The real question is whether you should cache anything except GET. This part of that thread was illuminating;

[[[ Anyway, the reason why I don’t think this is a good idea is that *if* a response is fully cachable regardless of whether the method is understood or not, then it smell, feels, and looks like a GET request. There is absolutely no reason to have several GET-alike methods. GET is special because it is special because it is special.]]]

I tend to agree with this view; you can give anything a URI, and then you can GET it. The only cases where I waver are a) site-wide metadata (which seems well-suited for OPTIONS) and b) properties on a filestore (while you can say that property URIs can be made by appending a string onto normal URIs, etc, managing collisions becomes problematic, so we have PROPFIND).

If you’d like to pursue an avenue like this, I’d suggest talking to the WebDAV folks; there’s been a long-standing wishlist item to get PROPFIND caching specified and implemented there, which is very much along these lines.

Cheers,

Sunday, February 19 2006 at 5:21 PM +10:00

mnot said:

Phil -

WRT HTML vs. XMLHttpRequest, it would be interesting to see. I did do some testing on Firefox regarding these issues manually (i.e., with HTML and CGI, not XMLHttpRequest), and got the same results.

Cheers,

Sunday, February 19 2006 at 5:24 PM +10:00

Thomas Broyer said:

FYI, Opera 8.5 and 8.52 fail on every test from -and including- "Are 304 Not Modified responses handled by the implementation?".

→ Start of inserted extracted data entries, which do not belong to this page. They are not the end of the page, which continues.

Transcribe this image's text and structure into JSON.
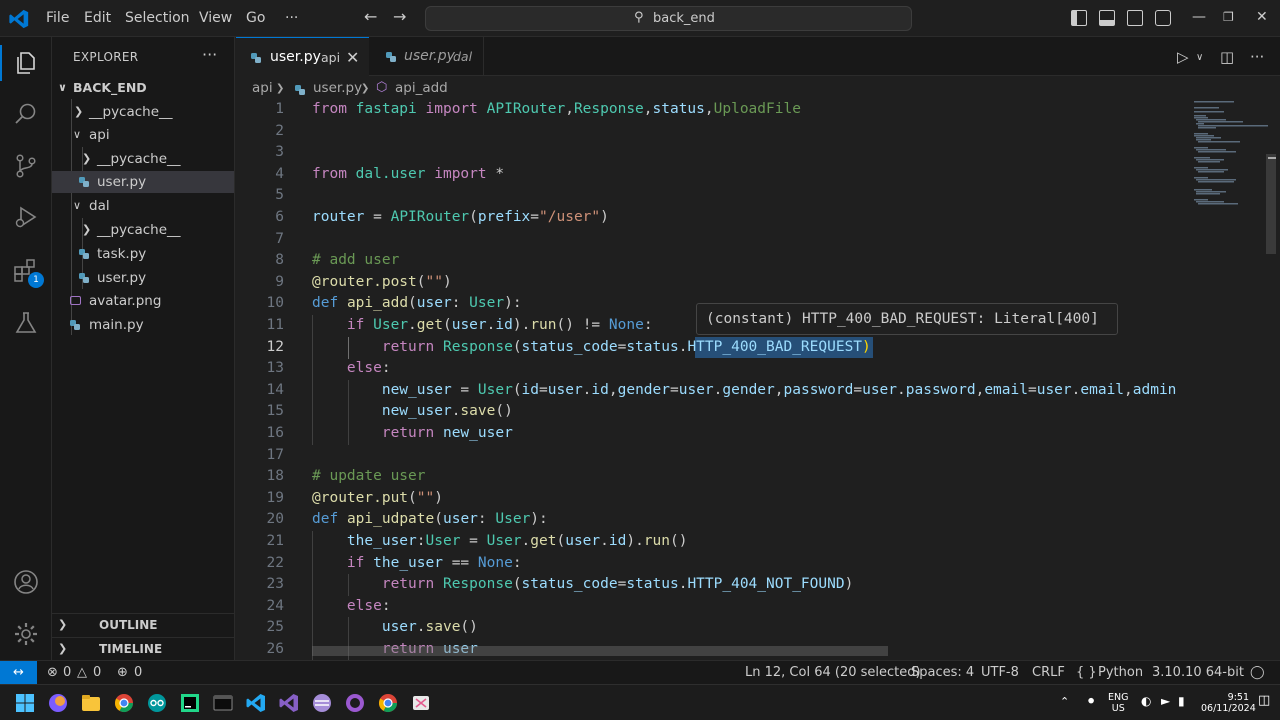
{
  "window": {
    "menu": [
      "File",
      "Edit",
      "Selection",
      "View",
      "Go"
    ],
    "more": "···",
    "search_text": "back_end"
  },
  "explorer": {
    "title": "EXPLORER",
    "more": "···",
    "root": "BACK_END",
    "items": [
      {
        "label": "__pycache__"
      },
      {
        "label": "api"
      },
      {
        "label": "__pycache__"
      },
      {
        "label": "user.py"
      },
      {
        "label": "dal"
      },
      {
        "label": "__pycache__"
      },
      {
        "label": "task.py"
      },
      {
        "label": "user.py"
      },
      {
        "label": "avatar.png"
      },
      {
        "label": "main.py"
      }
    ],
    "outline": "OUTLINE",
    "timeline": "TIMELINE"
  },
  "activity": {
    "extensions_badge": "1"
  },
  "tabs": [
    {
      "name": "user.py",
      "desc": "api"
    },
    {
      "name": "user.py",
      "desc": "dal"
    }
  ],
  "breadcrumb": {
    "folder": "api",
    "file": "user.py",
    "symbol": "api_add"
  },
  "editor": {
    "line_numbers": [
      "1",
      "2",
      "3",
      "4",
      "5",
      "6",
      "7",
      "8",
      "9",
      "10",
      "11",
      "12",
      "13",
      "14",
      "15",
      "16",
      "17",
      "18",
      "19",
      "20",
      "21",
      "22",
      "23",
      "24",
      "25",
      "26"
    ],
    "hover_text": "(constant) HTTP_400_BAD_REQUEST: Literal[400]"
  },
  "status": {
    "errors": "0",
    "warnings": "0",
    "ports": "0",
    "position": "Ln 12, Col 64 (20 selected)",
    "spaces": "Spaces: 4",
    "encoding": "UTF-8",
    "eol": "CRLF",
    "language": "Python",
    "lang_icon": "{ }",
    "interpreter": "3.10.10 64-bit"
  },
  "taskbar": {
    "lang_top": "ENG",
    "lang_bottom": "US",
    "time": "9:51",
    "date": "06/11/2024"
  },
  "colors": {
    "accent": "#0078d4",
    "editor_bg": "#1f1f1f",
    "sidebar_bg": "#181818"
  }
}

(Nota: it seems MT doesn't handle UTF-8 correctly when posting comments; or is it Firefox? Well, I've replaced the garbage with us-ascii only characters...)

Monday, February 20 2006 at 5:43 AM +10:00

Jim said:

> the Right way to do this is to POST to the same resource

Surely the right way to do this is to set must-revalidate for the cached resource?

Wednesday, February 22 2006 at 4:03 PM +10:00

mnot said:

Jim,

Not necessarily; if you do that, the cache will need to do a validation check on every request. While that kind of tight model is needed for some apps (when ALL caches must stay consistent), sometimes (e.g., when a particular person is editing a resource), it's OK just to selectively invalidate some caches -- e.g., the ones near that user, so that they don't get confused.